The absence of adequate social reform, the disasters of dominant development, economic liberalisation and corporate globalisation further antagonise already overburdened minority and disenfranchised groups, pitting them against each other. Hindutva targets the religion and culture of the disempowered as globalisation abuses their labour and livelihood resources. Such conditions produce the contexts in which marginalised peoples embrace identity-based oppositional movements.

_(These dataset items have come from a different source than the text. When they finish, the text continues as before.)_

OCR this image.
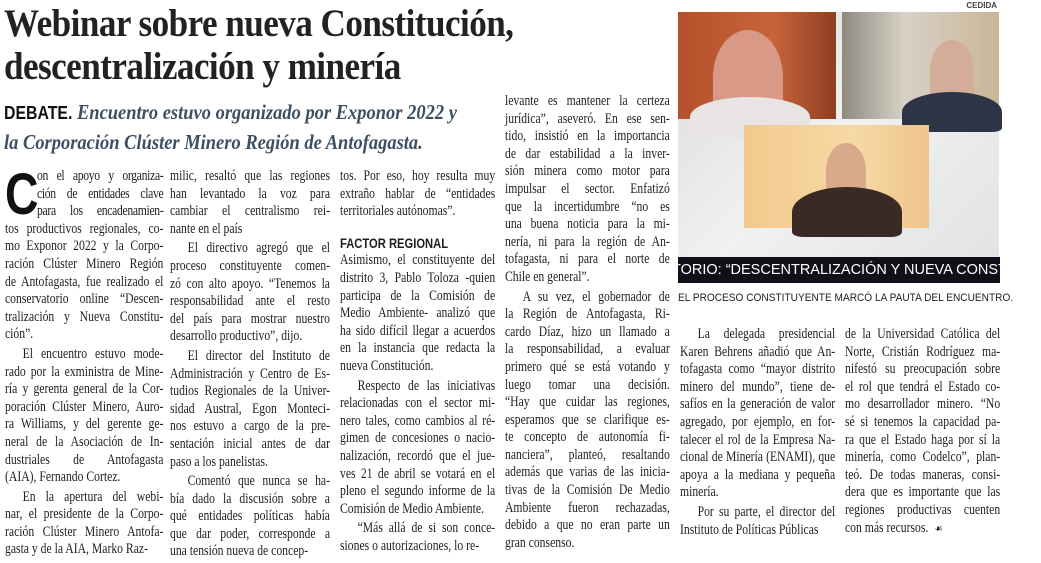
Webinar sobre nueva Constitución,
descentralización y minería
DEBATE. Encuentro estuvo organizado por Exponor 2022 y
la Corporación Clúster Minero Región de Antofagasta.
C
on el apoyo y organiza-
ción de entidades clave
para los encadenamien-
tos productivos regionales, co-
mo Exponor 2022 y la Corpo-
ración Clúster Minero Región
de Antofagasta, fue realizado el
conservatorio online “Descen-
tralización y Nueva Constitu-
ción”.
El encuentro estuvo mode-
rado por la exministra de Mine-
ría y gerenta general de la Cor-
poración Clúster Minero, Auro-
ra Williams, y del gerente ge-
neral de la Asociación de In-
dustriales de Antofagasta
(AIA), Fernando Cortez.
En la apertura del webi-
nar, el presidente de la Corpo-
ración Clúster Minero Antofa-
gasta y de la AIA, Marko Raz-
milic, resaltó que las regiones
han levantado la voz para
cambiar el centralismo rei-
nante en el país
El directivo agregó que el
proceso constituyente comen-
zó con alto apoyo. “Tenemos la
responsabilidad ante el resto
del país para mostrar nuestro
desarrollo productivo”, dijo.
El director del Instituto de
Administración y Centro de Es-
tudios Regionales de la Univer-
sidad Austral, Egon Monteci-
nos estuvo a cargo de la pre-
sentación inicial antes de dar
paso a los panelistas.
Comentó que nunca se ha-
bía dado la discusión sobre a
qué entidades políticas había
que dar poder, corresponde a
una tensión nueva de concep-
tos. Por eso, hoy resulta muy
extraño hablar de “entidades
territoriales autónomas”.
FACTOR REGIONAL
Asimismo, el constituyente del
distrito 3, Pablo Toloza -quien
participa de la Comisión de
Medio Ambiente- analizó que
ha sido difícil llegar a acuerdos
en la instancia que redacta la
nueva Constitución.
Respecto de las iniciativas
relacionadas con el sector mi-
nero tales, como cambios al ré-
gimen de concesiones o nacio-
nalización, recordó que el jue-
ves 21 de abril se votará en el
pleno el segundo informe de la
Comisión de Medio Ambiente.
“Más allá de si son conce-
siones o autorizaciones, lo re-
levante es mantener la certeza
jurídica”, aseveró. En ese sen-
tido, insistió en la importancia
de dar estabilidad a la inver-
sión minera como motor para
impulsar el sector. Enfatizó
que la incertidumbre “no es
una buena noticia para la mi-
nería, ni para la región de An-
tofagasta, ni para el norte de
Chile en general”.
A su vez, el gobernador de
la Región de Antofagasta, Ri-
cardo Díaz, hizo un llamado a
la responsabilidad, a evaluar
primero qué se está votando y
luego tomar una decisión.
“Hay que cuidar las regiones,
esperamos que se clarifique es-
te concepto de autonomía fi-
nanciera”, planteó, resaltando
además que varias de las inicia-
tivas de la Comisión De Medio
Ambiente fueron rechazadas,
debido a que no eran parte un
gran consenso.
La delegada presidencial
Karen Behrens añadió que An-
tofagasta como “mayor distrito
minero del mundo”, tiene de-
safíos en la generación de valor
agregado, por ejemplo, en for-
talecer el rol de la Empresa Na-
cional de Minería (ENAMI), que
apoya a la mediana y pequeña
minería.
Por su parte, el director del
Instituto de Políticas Públicas
de la Universidad Católica del
Norte, Cristián Rodríguez ma-
nifestó su preocupación sobre
el rol que tendrá el Estado co-
mo desarrollador minero. “No
sé si tenemos la capacidad pa-
ra que el Estado haga por sí la
minería, como Codelco”, plan-
teó. De todas maneras, consi-
dera que es importante que las
regiones productivas cuenten
con más recursos. ☙
CEDIDA
TORIO: “DESCENTRALIZACIÓN Y NUEVA CONSTITUC
EL PROCESO CONSTITUYENTE MARCÓ LA PAUTA DEL ENCUENTRO.
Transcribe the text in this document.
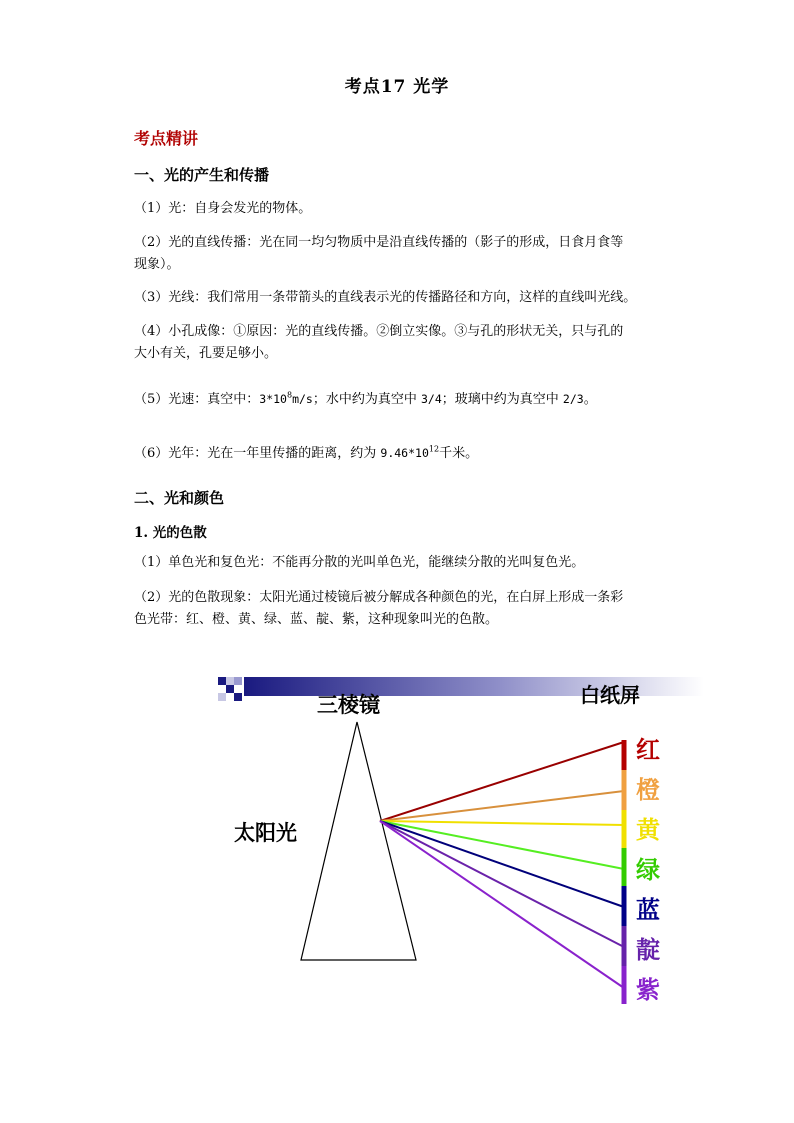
考点17 光学
考点精讲
一、光的产生和传播
（1）光：自身会发光的物体。
（2）光的直线传播：光在同一均匀物质中是沿直线传播的（影子的形成，日食月食等
现象）。
（3）光线：我们常用一条带箭头的直线表示光的传播路径和方向，这样的直线叫光线。
（4）小孔成像：①原因：光的直线传播。②倒立实像。③与孔的形状无关，只与孔的
大小有关，孔要足够小。
（5）光速：真空中：$3*10^8m/s$；水中约为真空中 3/4；玻璃中约为真空中 2/3。
（6）光年：光在一年里传播的距离，约为 $9.46*10^{12}$千米。
二、光和颜色
1. 光的色散
（1）单色光和复色光：不能再分散的光叫单色光，能继续分散的光叫复色光。
（2）光的色散现象：太阳光通过棱镜后被分解成各种颜色的光，在白屏上形成一条彩
色光带：红、橙、黄、绿、蓝、靛、紫，这种现象叫光的色散。
三棱镜	白纸屏
太阳光
红
橙
黄
绿
蓝
靛
紫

The sangh exploits the fabric of inequity and poverty deviously to weave solidarity built on tales of a mythic Hindu past. Hindutva defames history, speaking of Muslims as the ‘fallen traitors’ among Hindus who converted to Islam. This revisionist history obfuscates the severity of inequity within Hindu society that led to conversions historically. Alternatively, Hindutva misrepresents Muslims as ‘terrorists’ and ‘foreigners’, Christians as ‘polluted’. Adivasis are falsely presented as Hindus who must be ‘reconnected’ to Hinduism through Hindutva. Dalit and lower caste people are raw material for manufacturing foot soldiers of dissension.
At the same time, caste oppression prevails in the sangh parivar’s mistreatment of Dalits in Orissa, who have been assaulted for participating in Hindu religious ceremonies. In April 2001, a Dalit community member was fined Rs. 4,000 and beaten for entering a Hindu temple in Bargarh.
Poor Muslim communities are often socially ostracised in Orissa. Cultural and religious differences are diagnosed as abnormal. A Muslim community member from Dhenkanal said, “When Hindus celebrate a puja we are expected to pay our respects and even offer contributions. For them this is an example of goodwill, of how we are accepted into their society, indeed we are no different as long as we do not act differently.”
A Muslim woman added, “Women face double discrimination, from men of our own community as well as from the outside”. Women fear the sangh will perpetrate violence on their bodies to attack the social group to which they belong.